Girls use a smartphone at a ballet studio in Moscow. Photo: Mladen Antonov/AFP/Getty Images

Even as some in Silicon Valley circles try to keep their kids away from smartphones and other technology, many others believe kids' exposure to devices is inevitable and our job is to make sure that they learn and stay healthy along the way.

Driving the news: At a conference in San Jose this week, experts in early childhood education compared notes on what is and isn't working in the field. The Early Futures conference brought together everyone from startups to established pioneers including representatives from Head Start and Sesame Workshop.

The bottom line: The consensus was that while technology for technology's sake was the wrong approach, so too is trying to stick to the old way of doing things.

"While there has been a lot of innovation, it is also clear we need new solutions."
— Isabelle Hau, event organizer and investment partner at Omidyar Network

What we're seeing: There were plenty of proposed solutions at the conference, including...

1. Genius Plaza, a Miami-based company that offers digital tools aimed to serve today's multicultural classrooms.

  • "Less than 2 percent of the content we put in our classrooms looks like our kids," Genius Plaza CEO Ana Roca Castro says.
  • Genius Plaza aims to change that by incorporating underrepresented groups throughout its curriculum and highlighting those working in fields like science, math and engineering.
  • "You cannot love what you don’t know," Castro adds.

2. Khan Academy Kids: Though best known for its online tools for older students and adults, Khan Academy has a 2-year-old effort geared toward offering free educational tools for the younger set.

3. Cognitive ToyBox aims to change the way early childhood assessments are done, transforming what has been a tedious task involving hours of work for teachers into an automated process where kids play games for as little as 5 minutes each.

  • This was one of the many startups that were invited to pitch the crowd on their early-stage efforts.

Between the lines: Sesame Workshop COO Steve Youngwood says it's not really a debate over whether kids will learn from smartphones but what they will learn.

  • The same arguments were made about television, he says, but kids were already learning the jingles to beer commercials when Sesame Street came around to teach them the alphabet.
  • Sesame has taken a similar approach in the digital age, Youngwood adds, offering everything from YouTube videos to mobile apps and harnessing the technology to deliver more targeted content than was possible in the television-only era.

Another topic discussed is that technology is needed to deal with the fact that there just aren't enough qualified teachers, especially globally.

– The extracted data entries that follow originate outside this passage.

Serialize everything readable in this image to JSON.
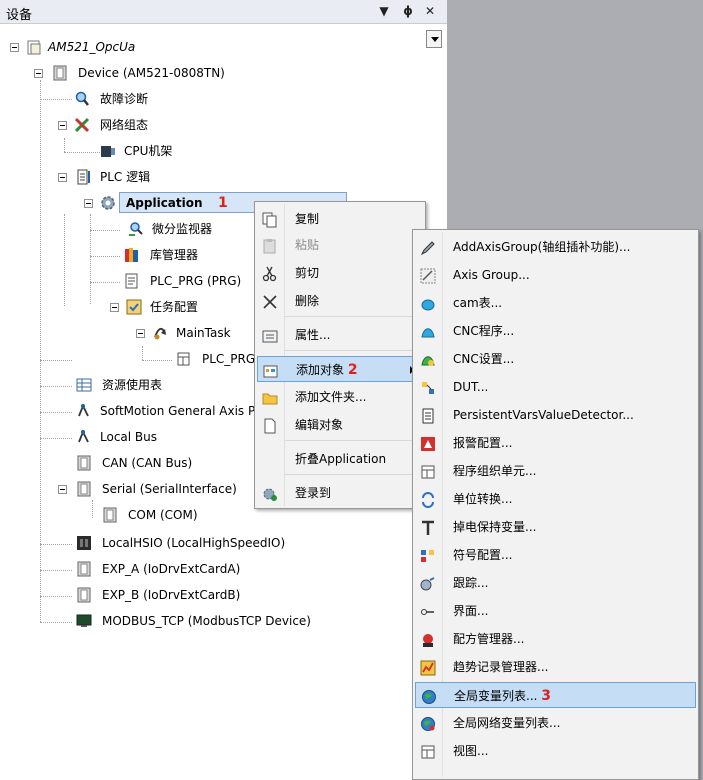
{
  "pane": {
    "title": "设备",
    "dropdown_glyph": "▼",
    "pin_glyph": "ᵖ",
    "close_glyph": "✕"
  },
  "tree": {
    "project": "AM521_OpcUa",
    "device": "Device (AM521-0808TN)",
    "fault_diagnosis": "故障诊断",
    "network_config": "网络组态",
    "cpu_rack": "CPU机架",
    "plc_logic": "PLC 逻辑",
    "application": "Application",
    "application_badge": "1",
    "micro_monitor": "微分监视器",
    "library_manager": "库管理器",
    "plc_prg": "PLC_PRG (PRG)",
    "task_config": "任务配置",
    "main_task": "MainTask",
    "plc_prg_call": "PLC_PRG",
    "resource_usage": "资源使用表",
    "softmotion_pool": "SoftMotion General Axis P",
    "local_bus": "Local Bus",
    "can_bus": "CAN (CAN Bus)",
    "serial": "Serial (SerialInterface)",
    "com": "COM (COM)",
    "local_hsio": "LocalHSIO (LocalHighSpeedIO)",
    "exp_a": "EXP_A (IoDrvExtCardA)",
    "exp_b": "EXP_B (IoDrvExtCardB)",
    "modbus_tcp": "MODBUS_TCP (ModbusTCP Device)"
  },
  "context_menu": {
    "copy": "复制",
    "paste": "粘贴",
    "cut": "剪切",
    "delete": "删除",
    "properties": "属性...",
    "add_object": "添加对象",
    "add_object_badge": "2",
    "add_folder": "添加文件夹...",
    "edit_object": "编辑对象",
    "collapse": "折叠Application",
    "login": "登录到"
  },
  "submenu": {
    "items": [
      "AddAxisGroup(轴组插补功能)...",
      "Axis Group...",
      "cam表...",
      "CNC程序...",
      "CNC设置...",
      "DUT...",
      "PersistentVarsValueDetector...",
      "报警配置...",
      "程序组织单元...",
      "单位转换...",
      "掉电保持变量...",
      "符号配置...",
      "跟踪...",
      "界面...",
      "配方管理器...",
      "趋势记录管理器...",
      "全局变量列表...",
      "全局网络变量列表...",
      "视图..."
    ],
    "highlight_badge": "3"
  },
  "colors": {
    "selection": "#d6e6f7",
    "menu_highlight": "#c5def5",
    "badge": "#e0211b",
    "background": "#abadb3"
  }
}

  • Omidyar Network partner Amy Klement points to Bridge International Academies, which offers scripted lesson plans delivered to teachers on low-end Android tablets allowing teachers without formal training to deliver effective lesson plans.
  • Because it's digital, governments and districts can also see just how much of a lesson plan was delivered, she adds.
  • "This is data governments even in the U.S. don’t have," Klement says.